С мамой мы переписывались: открытки от нее приходили часто, письма бывали редки, она считала, что их долго задерживают на просмотре. Мама скучала: одна, далеко, в совершенно чужом месте. К работе в «Союзтрансе» она привыкла. Были еще ссыльные, но близкого знакомства не завязалось, хотя нашлось с кем общаться, и это немного разнообразило жизнь. Мы надеялись, что мама получит разрешение на перевод к нам, ее заявление послали через Петропавловск в Москву. Конечно, ГПУ не жандармское управление, которое, не долго думая, переводило ссыльных из города в город и разрешало отбывать срок хоть в Париже. В ГПУ дело тянулось, и мама уже не раз наводила справки, но ответа все не было.
Семейный наш кризис разрешился: развода не будет – я поняла, что забеременела. Врачиха в консультации, установившая сей факт, спросила робко: «Будете рожать или делать аборт?» Тогда это не запрещалось. Но для меня, несмотря на все сложности, и вопроса не было. Новое мое состояние казалось так значительно, что я даже не задумывалась о трудностях. А они были не только в отношениях с Федором, но и в неустойчивости нашей кочевой и ненадежной жизни.
Чувствовала я себя хорошо, была деятельна, бодра, серьезно относилась к «удвоенности» своей особы. Тревоги мои были связаны с общим положением и бытовыми неурядицами. Приходилось думать, как утеплиться на зиму, как приготовить все необходимое для ребенка. Те годы были не лучшим временем для прибавления семьи. Но о планировании семьи, как учат теперь не только специалисты, но даже газеты, тогда никто не думал. Федор относился к возможным последствиям с первобытной небрежностью, я была наивна и не задавалась вопросом, почему это не случилось раньше. Удивительно, что перед отъездом в Уральск никто из близких и опытных не снабдил меня ни советом, ни знаниями. Теперь же, когда мой живот стал округляться и я сообщила своим, что мы ждем ребенка, все стали ахать, охать и тревожиться – как это не вовремя и что же с нами будет. Одна мама не охала, она послала в Москву напоминание о переводе в Уральск и обосновала его необходимостью помочь дочери с ребенком.

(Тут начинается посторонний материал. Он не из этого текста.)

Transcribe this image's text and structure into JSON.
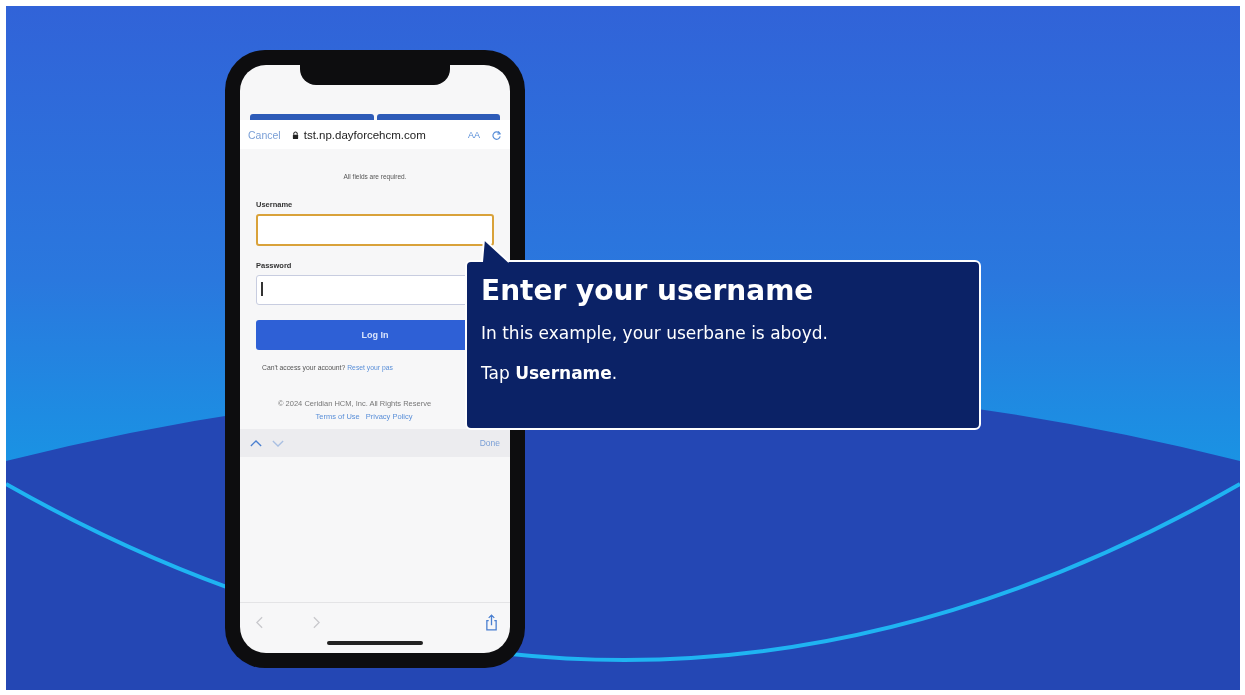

Пока же мной руководила наша добрая хозяйка. Сговорила печника, сложили кирпичную печку с плитой в холодном углу. Подсказала, что нужно сшить из приданого. Ничего готового не продавали, надо было все делать самим. Ватное стеганое одеяльце можно было заказать ссыльным монашкам, которые жили неподалеку. Заказ приняла худая, неразговорчивая, суровая сестра Наталья, остриженная под машинку, с недобрым взглядом. Так случай свел меня с человеком, выручившим меня в беде.
Молодая и здоровая, я не думала о том, что со мной может случиться что-нибудь вредное для ребенка, и вела себя чересчур храбро – то приехала с базара, сидя на возу с кизяками, который тащил с раскачкой верблюд, то съездила на безрессорной таратайке в загородный поселок по поручению редакции. И ничего со мной не случалось, и ребенок мирился со своей резвой мамой.

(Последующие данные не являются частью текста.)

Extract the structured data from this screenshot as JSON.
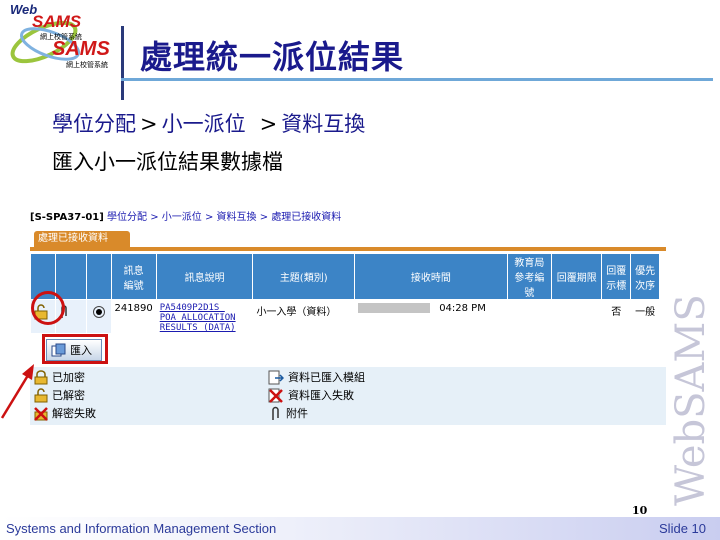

Неожиданно свалилась беда – на седьмом месяце беременности я заболела малярией. Приступы повторялись через день, озноб сотрясал меня, сменялся жаром, при котором запекались губы, – температура поднималась до сорока двух. Марья Васильевна позвала хорошего врача-акушера, тоже ссыльного. Он спас моего ребенка и меня, давая очень осторожно, маленькими дозами, хинин, единственное лекарство против этой болезни, в моем положении очень опасное. После каждого приступа я плавала в поту и страшно слабела. Как раз в день озноба и жара монашка принесла готовое одеяльце. Наталья Антоновна осталась у нас жить. Она меня выходила, взяла в свои руки все хозяйственные дела и заботу обо мне. Делала Наталья все хорошо, умело, быстро и аккуратно. Была неразговорчива, на вопросы о прошлом не отвечала («Что было, то прошло»). Марья Васильевна сказала, что монашки эти с Севера, где отбывали заключение в лагере или тюрьме.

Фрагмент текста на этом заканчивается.